Go admitted that he thinks of the potential Masters start each time he tees it up in this event.
“It’s been running in my head for six years, so it’s not going to change,” he said.
He recently returned from the Asian Games, where he was 10th individually. The Philippines’ women’s team won gold, however, and Yuka Saso won the women’s individual title for her country. If Go could pull off a win in Singapore, it would extend that momentum.
“We just won double gold in the Asian Games and that really put golf back in the spotlight,” he said. “And especially if I win tomorrow, it's big. It's like momentum, because they can see like Philippine golf is getting better and better. It's good, so at least we can make a presence in Asia.”
Indonesia’s Naraajie Ramadhan matched the course record Saturday with 63 before Lin came in behind him and broke it. It could have been even lower without a bogey on the 18th hole.
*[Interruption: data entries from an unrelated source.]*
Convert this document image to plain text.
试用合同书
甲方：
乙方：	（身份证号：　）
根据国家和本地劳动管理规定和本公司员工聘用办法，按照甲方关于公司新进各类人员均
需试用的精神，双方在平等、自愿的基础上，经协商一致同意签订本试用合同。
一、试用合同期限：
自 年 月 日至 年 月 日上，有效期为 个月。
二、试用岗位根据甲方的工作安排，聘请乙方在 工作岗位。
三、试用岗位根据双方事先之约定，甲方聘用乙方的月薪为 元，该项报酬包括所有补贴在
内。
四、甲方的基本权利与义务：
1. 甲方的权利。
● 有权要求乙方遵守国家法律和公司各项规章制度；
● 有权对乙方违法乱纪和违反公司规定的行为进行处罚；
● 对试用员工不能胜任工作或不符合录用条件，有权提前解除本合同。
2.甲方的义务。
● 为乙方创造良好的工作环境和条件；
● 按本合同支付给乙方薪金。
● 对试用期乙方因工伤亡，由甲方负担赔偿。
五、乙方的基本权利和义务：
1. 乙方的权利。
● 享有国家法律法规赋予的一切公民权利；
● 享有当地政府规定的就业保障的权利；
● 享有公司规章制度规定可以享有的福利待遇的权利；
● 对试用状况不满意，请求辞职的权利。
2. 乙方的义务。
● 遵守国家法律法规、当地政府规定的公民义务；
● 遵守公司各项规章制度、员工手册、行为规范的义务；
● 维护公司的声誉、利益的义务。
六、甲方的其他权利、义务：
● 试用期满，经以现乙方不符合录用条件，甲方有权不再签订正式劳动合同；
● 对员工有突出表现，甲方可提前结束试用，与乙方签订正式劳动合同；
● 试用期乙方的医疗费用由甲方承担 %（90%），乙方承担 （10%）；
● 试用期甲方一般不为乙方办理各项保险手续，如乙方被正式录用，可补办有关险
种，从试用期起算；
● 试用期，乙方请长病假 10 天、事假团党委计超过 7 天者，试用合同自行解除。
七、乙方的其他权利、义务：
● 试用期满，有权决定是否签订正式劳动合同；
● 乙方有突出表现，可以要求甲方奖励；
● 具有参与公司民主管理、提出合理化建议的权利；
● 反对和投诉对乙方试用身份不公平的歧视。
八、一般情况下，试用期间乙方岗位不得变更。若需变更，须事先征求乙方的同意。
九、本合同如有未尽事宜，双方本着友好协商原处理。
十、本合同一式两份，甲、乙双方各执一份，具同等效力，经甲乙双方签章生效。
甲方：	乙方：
Ramadhan is tied for eighth with China’s Andy Zhang.
Zhang, who spent the past two years on the University of Florida roster but did not return this fall, was runner-up at this event last year.
“I’m just going to give everything I have but I think the biggest point I’ll be trying to focus on tomorrow is eliminating all the mistakes,” he said. “I think that will be crucial for this course and if I can do that, I think I will have a decent round tomorrow.”